Coming from a farming community myself, it doesn't surprise me that Constance had others tell her that they "wish she were dead" because she doesn't conform to their belief that she should have a boyfriend and have him keep her "barefoot and pregnant". I've had others harrass me because I don't have a boyfriend. Some people can't accept the fact that other people have certain characteristics about them that they can't help, didn't ask for, and can't change no matter how hard they try. It's futile and useless to expect such changes. Live and let live. A person's happiness should be first and foremost.

Denise Norden
Denise N7 years ago

Living very close to the area, this is a regular subject of debate in Memphis. Being the eldest sister to a lesbian in a lifelong commitment to my sister in law I am hurt by the behavior of the parents and administrators, though not surprised. In the South we say that we "wear our eccentricities with pride and place the family eccentrics in the basement". This is why "coming out" is so shocking to some. Every family has a relative that was considered "fancy" and in speaking with many fellow Southerners, the opinion is that since we do not speak of our heterosexual relations why "come out" when homosexual. I do not know as I have not been in my sister's shoes. I love her and held her hand as she came out to our folks so I really don't care why! My fervent hope is that one day we will be able to see each other as humans; not gay, Yankee, Rebel, religious, athiest, brunette or blonde.

pam w.
pam w7 years ago

Because, Dianne, Constance is a homosexual and her friends are not...which means they give themselves the pleasure of ostracizing her. It IS about sex and it IS about their ideas of religion.

Dianne D.
Dianne D7 years ago

Can't we all just get along? Everything is sexual now. Back in the 40's girls went to the prom with other girls if they didn't have a date. They even dance with each other. Old ladies still dance with eah other. It's a way to celebrtate life and there is nothing sexual about it at all.

Nicole C.
Past Member 7 years ago

Very well said Pam W.

Here's some quotes from my favorite writer/blogger Greta Christina
"There is a big difference between criticizing an idea, and being disrespectful or intolerant of a person. And that's just as true for religion as anything else. It's not intolerant for atheists to say we think religion is mistaken... any more than it's intolerant to say any idea is mistaken. "

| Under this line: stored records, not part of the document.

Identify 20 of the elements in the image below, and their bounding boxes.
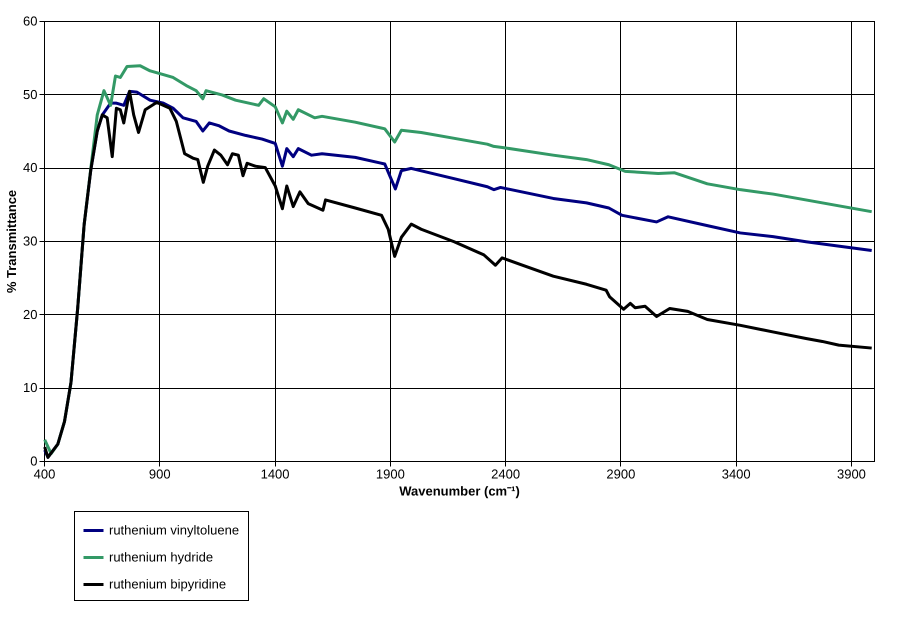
x-tick-label: 3900: [836, 466, 866, 482]
legend-label: ruthenium vinyltoluene: [109, 522, 240, 538]
x-tick-label: 1400: [260, 466, 290, 482]
y-tick-label: 0: [30, 454, 38, 468]
x-tick-label: 1900: [376, 466, 405, 482]
legend-label: ruthenium hydride: [109, 550, 214, 564]
x-axis-title: Wavenumber (cm⁻¹): [399, 484, 520, 498]
y-tick-label: 20: [23, 306, 38, 322]
y-axis-title: % Transmittance: [4, 190, 20, 294]
y-tick-label: 10: [23, 380, 38, 396]
x-tick-label: 400: [34, 466, 56, 482]
legend-label: ruthenium bipyridine: [109, 576, 226, 592]
y-tick-label: 50: [23, 86, 38, 102]
x-tick-label: 3400: [722, 466, 751, 482]
x-tick-label: 900: [148, 466, 171, 482]
x-tick-label: 2400: [491, 466, 520, 482]
y-tick-label: 30: [23, 234, 38, 248]
y-tick-label: 40: [23, 160, 38, 176]
x-tick-label: 2900: [606, 466, 636, 482]
y-tick-label: 60: [23, 14, 38, 28]
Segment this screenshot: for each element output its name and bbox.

"It is no more disrespectful to criticize religious beliefs than it is to criticize political ideas, scientific theories, or any other hypotheses about how the world works. That's how good ideas get refined and bad ideas get weeded out -- through public debate and vigorous questioning and criticism."

"The idea that it's rude to criticize religion is one of the central pieces of armor protecting religion against legitimate questions. Religion is a hypothesis about the world, and it is no more rude to criticize it in the public square than it is to criticize any other hypothesis."

pam w.
pam w7 years ago

Fa'izah says..."Everyone has the right to live life as s/he chooses but that doesn't mean that others need to be openly accepting of it just merely respect it."

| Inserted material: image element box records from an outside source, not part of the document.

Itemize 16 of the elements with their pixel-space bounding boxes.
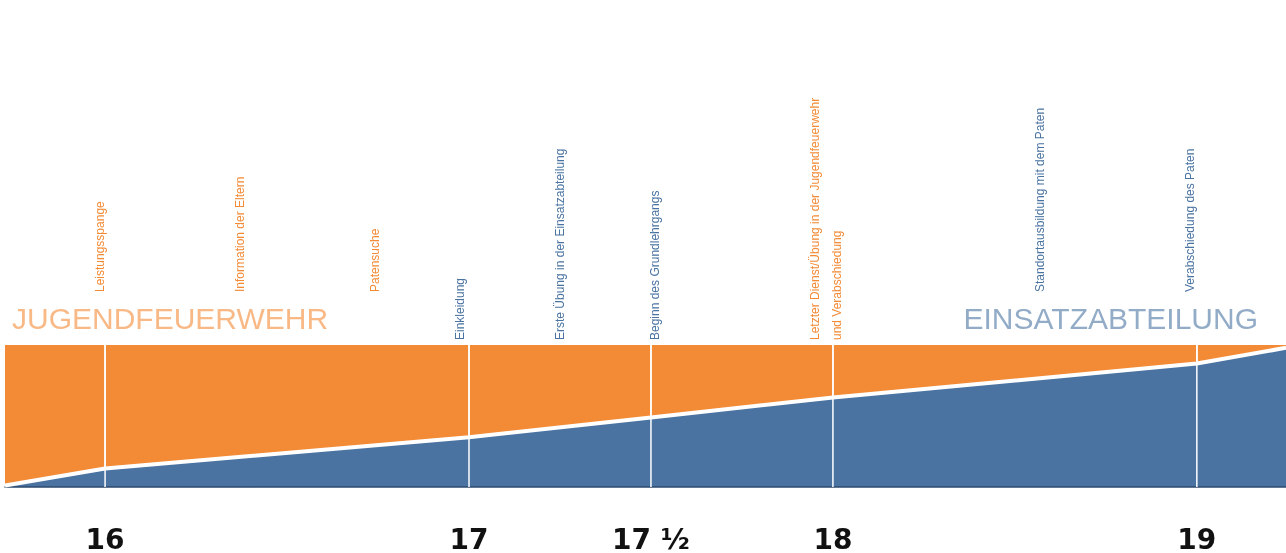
series-label: EINSATZABTEILUNG (963, 301, 1258, 335)
x-tick-label: 19 (1177, 522, 1217, 553)
text: Standortausbildung mit dem Paten (1033, 107, 1047, 292)
text: Beginn des Grundlehrgangs (648, 190, 662, 340)
text: Information der Eltern (233, 176, 247, 292)
text: Erste Übung in der Einsatzabteilung (553, 148, 567, 340)
text: Letzter Dienst/Übung in der Jugendfeuerwehr und Verabschiedung (808, 97, 844, 340)
x-tick-label: 16 (85, 522, 125, 553)
text: Verabschiedung des Paten (1183, 148, 1197, 292)
series-label: JUGENDFEUERWEHR (12, 301, 329, 335)
x-tick-label: 17 ½ (612, 522, 690, 553)
text: Einkleidung (453, 277, 467, 340)
text: Leistungsspange (93, 200, 107, 292)
text: Patensuche (368, 228, 382, 292)
x-tick-label: 18 (813, 522, 853, 553)
x-tick-label: 17 (449, 522, 489, 553)
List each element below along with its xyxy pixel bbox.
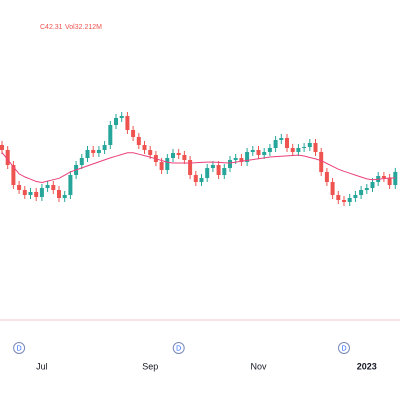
- candle-body: [279, 138, 284, 140]
- candle-body: [210, 165, 215, 168]
- candle-body: [79, 158, 84, 165]
- candle-body: [222, 168, 227, 175]
- candle-body: [381, 176, 386, 178]
- candle-body: [182, 155, 187, 160]
- candle-body: [28, 192, 33, 195]
- candle-body: [114, 118, 118, 125]
- candle-body: [119, 116, 124, 118]
- candle-body: [267, 148, 272, 152]
- event-marker: [13, 342, 26, 354]
- candle-body: [57, 190, 61, 198]
- candle-body: [5, 150, 10, 165]
- candle-body: [0, 145, 4, 150]
- event-marker: [172, 342, 185, 354]
- candle-body: [228, 160, 232, 168]
- candle-body: [290, 148, 295, 152]
- candle-body: [176, 153, 181, 155]
- moving-average: [1, 152, 396, 184]
- candle-body: [262, 152, 267, 155]
- candle-body: [216, 165, 221, 175]
- candle-body: [387, 178, 392, 185]
- event-label: D: [17, 345, 22, 352]
- x-tick-label: Jul: [36, 361, 48, 371]
- candle-body: [256, 150, 261, 155]
- candle-body: [233, 158, 238, 160]
- candle-body: [273, 140, 278, 148]
- candle-body: [370, 182, 375, 188]
- candle-body: [125, 116, 130, 130]
- candle-body: [364, 188, 369, 190]
- candle-body: [22, 190, 27, 195]
- candle-body: [205, 168, 210, 178]
- event-label: D: [341, 345, 346, 352]
- candle-body: [34, 192, 39, 197]
- candle-body: [359, 190, 364, 195]
- candle-body: [347, 198, 352, 202]
- candle-body: [319, 152, 324, 172]
- candle-body: [245, 152, 250, 162]
- candle-body: [159, 162, 164, 170]
- x-tick-label: Nov: [250, 361, 267, 371]
- candle-body: [302, 147, 307, 148]
- candle-body: [131, 130, 136, 137]
- legend-close: C42.31: [40, 24, 63, 31]
- candle-body: [39, 188, 44, 197]
- candle-body: [68, 175, 73, 195]
- candle-body: [296, 148, 301, 152]
- candle-body: [62, 195, 67, 198]
- candle-body: [142, 145, 147, 150]
- candle-body: [342, 200, 346, 202]
- x-tick-label: 2023: [357, 361, 377, 371]
- candle-body: [307, 143, 312, 147]
- candle-body: [17, 185, 22, 190]
- legend-volume: Vol32.212M: [65, 24, 102, 31]
- candle-body: [136, 137, 141, 145]
- candle-body: [239, 158, 244, 162]
- candle-body: [250, 150, 255, 152]
- x-tick-label: Sep: [142, 361, 158, 371]
- candle-body: [324, 172, 329, 182]
- candle-body: [11, 165, 16, 185]
- candle-body: [313, 143, 318, 152]
- candle-body: [165, 158, 170, 170]
- candle-body: [285, 138, 289, 148]
- event-marker: [338, 342, 350, 354]
- candle-body: [336, 195, 341, 200]
- candle-body: [148, 150, 153, 155]
- candle-body: [193, 175, 198, 182]
- candle-body: [102, 145, 107, 150]
- candle-body: [108, 125, 113, 145]
- candle-body: [96, 150, 101, 153]
- candle-body: [199, 178, 204, 182]
- candle-body: [330, 182, 335, 195]
- candle-body: [85, 150, 90, 158]
- candle-body: [91, 150, 96, 153]
- candle-body: [45, 185, 50, 188]
- candle-body: [188, 160, 193, 175]
- event-label: D: [176, 345, 181, 352]
- candle-body: [353, 195, 358, 198]
- candle-body: [171, 153, 175, 158]
- candle-body: [51, 185, 56, 190]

You know--I get weary of this business about "respect" for peoples' religious prejudices and beliefs.

Do I have to "respect" practitioners of Santeria who slaughter animals in their rituals?

Do I have to "respect" Muslims who mutilate their daughters' genitals to "circumcize" them?

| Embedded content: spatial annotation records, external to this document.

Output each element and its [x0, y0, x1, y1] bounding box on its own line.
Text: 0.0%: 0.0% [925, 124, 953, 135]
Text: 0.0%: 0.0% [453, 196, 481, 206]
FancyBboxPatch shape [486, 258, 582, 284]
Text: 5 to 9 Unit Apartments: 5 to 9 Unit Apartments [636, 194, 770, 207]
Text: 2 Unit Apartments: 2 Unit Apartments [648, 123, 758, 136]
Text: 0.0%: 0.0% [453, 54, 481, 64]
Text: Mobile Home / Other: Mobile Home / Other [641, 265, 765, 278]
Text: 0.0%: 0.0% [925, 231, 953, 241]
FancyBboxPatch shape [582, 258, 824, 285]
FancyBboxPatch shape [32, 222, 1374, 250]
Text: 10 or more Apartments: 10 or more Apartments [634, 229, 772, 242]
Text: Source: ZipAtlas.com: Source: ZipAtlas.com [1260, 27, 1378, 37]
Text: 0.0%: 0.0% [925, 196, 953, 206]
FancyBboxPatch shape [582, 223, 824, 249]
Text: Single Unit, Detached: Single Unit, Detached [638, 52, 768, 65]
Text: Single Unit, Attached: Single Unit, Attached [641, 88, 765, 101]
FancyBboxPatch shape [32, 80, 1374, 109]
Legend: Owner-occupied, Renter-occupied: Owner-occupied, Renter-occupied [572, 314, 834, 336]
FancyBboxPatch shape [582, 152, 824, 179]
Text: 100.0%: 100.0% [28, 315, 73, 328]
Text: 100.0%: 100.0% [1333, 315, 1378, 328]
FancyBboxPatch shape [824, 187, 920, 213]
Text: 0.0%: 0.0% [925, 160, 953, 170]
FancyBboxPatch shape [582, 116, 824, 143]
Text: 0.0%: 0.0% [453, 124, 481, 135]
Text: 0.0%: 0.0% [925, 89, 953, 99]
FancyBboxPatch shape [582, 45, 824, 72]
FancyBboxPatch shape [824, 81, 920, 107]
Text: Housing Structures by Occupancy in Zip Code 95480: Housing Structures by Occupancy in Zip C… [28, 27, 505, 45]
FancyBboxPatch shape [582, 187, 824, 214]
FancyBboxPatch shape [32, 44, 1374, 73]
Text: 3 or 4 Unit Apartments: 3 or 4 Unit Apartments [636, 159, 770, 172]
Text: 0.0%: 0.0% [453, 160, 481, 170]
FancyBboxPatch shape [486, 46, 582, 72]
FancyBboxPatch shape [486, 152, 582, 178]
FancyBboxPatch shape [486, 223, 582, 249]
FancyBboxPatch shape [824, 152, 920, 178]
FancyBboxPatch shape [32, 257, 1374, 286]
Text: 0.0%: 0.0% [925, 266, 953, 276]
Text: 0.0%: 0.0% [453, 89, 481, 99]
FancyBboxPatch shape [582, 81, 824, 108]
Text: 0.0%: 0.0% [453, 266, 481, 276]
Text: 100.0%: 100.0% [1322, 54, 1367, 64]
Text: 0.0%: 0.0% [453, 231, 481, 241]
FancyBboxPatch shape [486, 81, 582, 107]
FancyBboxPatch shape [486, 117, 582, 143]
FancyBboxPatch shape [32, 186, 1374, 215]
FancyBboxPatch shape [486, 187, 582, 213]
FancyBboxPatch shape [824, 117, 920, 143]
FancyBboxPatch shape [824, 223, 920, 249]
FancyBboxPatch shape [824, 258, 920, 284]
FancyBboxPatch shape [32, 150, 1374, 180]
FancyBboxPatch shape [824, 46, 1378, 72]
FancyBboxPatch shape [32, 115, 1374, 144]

Do I have to "respect" fundamentalists who seek to impose their beliefs into my reproductive life?

If someone tells me he honestly believes in an invisible supernatural unicorn who murders children whenever it suits him, slaughters innocents, kills a planet-full of animals and innocent people, am I supposed to think he's insane? Or am I supposed to "respect" him because it's a "religion?"

Glenna Jones-kachtik
Glenna Kachtik7 years ago

except when it comes to these 2 issues - Same sex marriage/homosexuality & abortion. Then they are all for government getting involved.